Не дожидаясь ответа, он вернулся в машину и кивнул водителю:
— Поехали.
— Куда?
— Сначала покатай меня по городу. А потом – в «Англетер», — Гурьев усмехнулся. — Или как это у них тут называется. На полчасика я тебя задержу, а после сразу домой поедешь. Давай, распишусь в путёвке.
Гурьев достал «Монблан» с «вечным» пером, и шофёр не удержался от завистливого вздоха, глядя на невозмутимо безупречное гурьевское ухо. И как это у него волосы-то держатся, пронеслось у парня в голове, ветер же, и на бриолин не похоже? Он буркнул «спасибочки», спрятал подписанный бланк и тронул машину с места.
Город был именно таким, каким Гурьев и представлял его себе. Присутствие флота, хорошо оплачиваемого и молодого, жадного – до жизни и вдруг открывшихся удовольствий – флотского комсостава, пусть и не такого многочисленного, как в Севастополе; и вместе с тем – огромное количество курортников, организованных и не очень, — сообщали здешней атмосфере ту самую, почти забытую им уже, невыразимую лёгкость бытия, какую невозможно было встретить в набитой «номенклатурой» и страхом Москве или промозглом, вылизанном волнами чисток и высылок Питере. Как будто и нет ничего. Как будто всё замечательно. Ни очередей, ни серых пальто, ни панбархатных жакетов. Кафе-мороженое, фабрика-кухня, санаторий «Приморский», пансионат «Шахтёр». Ресторан «Астория». Коммерческий, надо же. Немного похоже на Фриско. Эти горы… О-о, подумал он, усмехаясь про себя. Вспомнила баба, как девкой была. Не была ты никогда девкой, дурная баба. Приснилось тебе всё. Есть только вот это. Здесь и сейчас.

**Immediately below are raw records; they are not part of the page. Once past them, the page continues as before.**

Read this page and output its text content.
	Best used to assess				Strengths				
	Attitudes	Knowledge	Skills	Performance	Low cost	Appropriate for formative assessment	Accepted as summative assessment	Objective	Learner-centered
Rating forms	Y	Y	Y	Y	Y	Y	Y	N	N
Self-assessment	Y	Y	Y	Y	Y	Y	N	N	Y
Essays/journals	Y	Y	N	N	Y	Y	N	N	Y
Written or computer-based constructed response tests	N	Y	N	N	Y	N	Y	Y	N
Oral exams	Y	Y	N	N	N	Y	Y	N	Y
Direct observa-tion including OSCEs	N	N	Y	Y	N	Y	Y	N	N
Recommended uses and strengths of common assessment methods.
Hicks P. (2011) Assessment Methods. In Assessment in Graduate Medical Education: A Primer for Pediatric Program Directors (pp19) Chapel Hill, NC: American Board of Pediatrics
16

Зарегистрировавшись в гостинице и оставив в номере вещи, Гурьев направился представляться.
Где-то ближе к одиннадцати, после обязательного визита, нанесённого заведующему городским отделом народного образования, Гурьев подошёл к Первой школе. Огромное здание бывшей классической гимназии, выстроенное в конце прошлого века, едва просвечивало сквозь густую листву каштанов и лип. Он легко взбежал на высокое крыльцо, отворил тяжёлую дверь и очутился в длинном мрачноватом вестибюле. Было тихо – до начала занятий оставалось три дня.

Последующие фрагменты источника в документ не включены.